Betapa banyak pedagang retail dan UMKM yang mengeluh akan hal ini. Misalnya, kenapa masih ditemukan usaha-usaha kecil yang tak berizin? Padahal proses perizinan sudah dipermudah?

Dari riset kecil yang pernah kami lakukan lewat wawancara langsung dengan pelaku UMKM, menyebutkan bahwa mereka kerap berpapasan dengan birokrasi yang berbelit-belit dan tak transparan. Jadi, bukannya mereka ogah mengurus izin. Masalahnya, mereka malas direpotkan dengan dunia birokrasi yang kerap menambah beban dan membuat kepala mereka kian pusing.

OSS kelihatannya memang sangat praktis. Kehadirannya memudahkan dunia usaha. Tapi, kendala-kendala seperti yang dijelaskan tadi tetap ada kok. Bahkan pelaku UMKM mesti mengeluarkan biaya tambahan untuk mengurus OSS itu. Jangan ditanya bagaimana jika si konsumen gagap teknologi alias gaptek.

Kasus OSS ini, misalnya kerap muncul pada klasifikasi Baku Lapangan Usaha Indonesia (KBLI). Ini adalah standarisasi nomor kode lapangan usaha. Nah, selama ini, nomor kode KBLI tak sinkron dengan kode data yang ada di pengesahan AHU Kemenkumham. Penyebabnya, terkadang karena notaris tak menginput KBLI pada saat awal pembuatan akta notaris dan pengesahan Kemenkumham. Akibatnya, ketika submit langsung ditolak karena kode KBLI-nya tak sinkron.

Biasanya, petugas satu atap menyarankan konsumen kembali ke notaris dan mengubah akta. Sialnya, untuk mengubah akta di notaris itu bukannya gratis. Ada biaya tambahan. Yang nilainya tentu tidak sedikit, mulai dari Rp5 juta hingga Rp10 juta. Ini problem OSS yang belum diantisipasi untuk UMKM

Lalu ke mana kepala daerah? Mereka, boro-boro turun tangan menyelesaikan sengkarut OSS ini. Jangan-jangan mereka tak tahu apa itu OSS?

Toh, keseharian mereka memang cenderung disibukkan dengan aktivitas yang menguntungkan secara ekonomi yaitu kalkulator APBD dan APBN. Soal OSS, mungkin dianggap suatu yang remeh-temeh belaka atau dianggap program pemerintah pusat.
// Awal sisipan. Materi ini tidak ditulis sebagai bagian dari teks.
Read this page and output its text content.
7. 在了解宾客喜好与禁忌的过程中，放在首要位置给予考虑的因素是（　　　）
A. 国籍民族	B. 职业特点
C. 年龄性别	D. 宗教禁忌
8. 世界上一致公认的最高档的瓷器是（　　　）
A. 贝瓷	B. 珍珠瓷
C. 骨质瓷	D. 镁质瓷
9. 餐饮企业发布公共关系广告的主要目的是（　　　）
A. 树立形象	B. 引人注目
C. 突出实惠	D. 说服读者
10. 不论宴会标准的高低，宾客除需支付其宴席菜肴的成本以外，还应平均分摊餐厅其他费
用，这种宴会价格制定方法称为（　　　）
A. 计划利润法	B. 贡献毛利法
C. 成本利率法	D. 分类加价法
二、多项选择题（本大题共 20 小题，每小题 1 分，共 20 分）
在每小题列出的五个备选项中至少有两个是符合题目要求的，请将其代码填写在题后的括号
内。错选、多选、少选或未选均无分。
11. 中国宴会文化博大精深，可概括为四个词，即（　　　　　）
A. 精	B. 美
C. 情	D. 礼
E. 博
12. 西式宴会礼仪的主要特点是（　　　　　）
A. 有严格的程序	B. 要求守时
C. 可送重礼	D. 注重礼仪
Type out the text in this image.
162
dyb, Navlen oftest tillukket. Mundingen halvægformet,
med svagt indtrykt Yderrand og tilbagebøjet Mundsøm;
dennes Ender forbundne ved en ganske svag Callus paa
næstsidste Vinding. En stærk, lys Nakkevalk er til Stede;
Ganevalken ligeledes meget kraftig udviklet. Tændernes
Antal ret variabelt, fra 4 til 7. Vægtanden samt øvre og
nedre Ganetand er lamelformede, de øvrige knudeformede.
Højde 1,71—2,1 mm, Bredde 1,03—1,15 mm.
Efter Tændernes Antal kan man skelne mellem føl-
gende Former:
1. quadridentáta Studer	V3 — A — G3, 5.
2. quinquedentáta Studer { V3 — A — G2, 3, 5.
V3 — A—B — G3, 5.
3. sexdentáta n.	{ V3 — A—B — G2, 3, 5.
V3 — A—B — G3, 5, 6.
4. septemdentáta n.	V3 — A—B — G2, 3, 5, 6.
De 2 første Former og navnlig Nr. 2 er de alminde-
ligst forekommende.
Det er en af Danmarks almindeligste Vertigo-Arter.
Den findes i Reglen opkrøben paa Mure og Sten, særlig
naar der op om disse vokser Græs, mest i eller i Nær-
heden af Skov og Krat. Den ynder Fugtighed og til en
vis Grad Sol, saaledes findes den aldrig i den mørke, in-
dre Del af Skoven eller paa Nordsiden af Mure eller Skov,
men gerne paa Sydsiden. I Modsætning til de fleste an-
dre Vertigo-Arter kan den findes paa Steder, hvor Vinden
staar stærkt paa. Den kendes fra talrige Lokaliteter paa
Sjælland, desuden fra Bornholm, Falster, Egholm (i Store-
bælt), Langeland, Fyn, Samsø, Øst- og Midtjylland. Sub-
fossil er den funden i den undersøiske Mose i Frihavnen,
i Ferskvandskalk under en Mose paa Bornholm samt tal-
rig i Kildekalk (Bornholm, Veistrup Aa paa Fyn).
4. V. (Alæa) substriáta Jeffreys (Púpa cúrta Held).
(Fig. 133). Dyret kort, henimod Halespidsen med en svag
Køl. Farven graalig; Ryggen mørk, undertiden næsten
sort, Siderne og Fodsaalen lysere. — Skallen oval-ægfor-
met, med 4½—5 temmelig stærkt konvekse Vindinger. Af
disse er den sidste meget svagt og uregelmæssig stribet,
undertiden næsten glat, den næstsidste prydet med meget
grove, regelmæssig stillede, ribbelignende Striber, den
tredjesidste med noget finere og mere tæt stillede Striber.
Akhirnya, UMKM pemula sempoyongan. Mereka dalam keterpaksaan memilih berbisnis tanpa izin. Coba bayangkan, hari-hari mereka sudah ditimpa banyak masalah, mulai dari masalah keluarga, masalah bisnis. Kok ditambah lagi dengan masalah ribetnya pembuatan izin, yang terkadang bisa memakan waktu berminggu-minggu. Mereka kian stres ketika mesti bolak-balik ke kantor KTSP, cuma untuk mengurus selembar kertas itu. Pelaku UMKM cuma bisa menghela napas panjang.

Tapi, mau tak mau izin usaha tetap wajib diurus. Ketika usahanya mulai membesar, mereka akan berhadapan dengan petugas pajak dan masalah teknis lainnya.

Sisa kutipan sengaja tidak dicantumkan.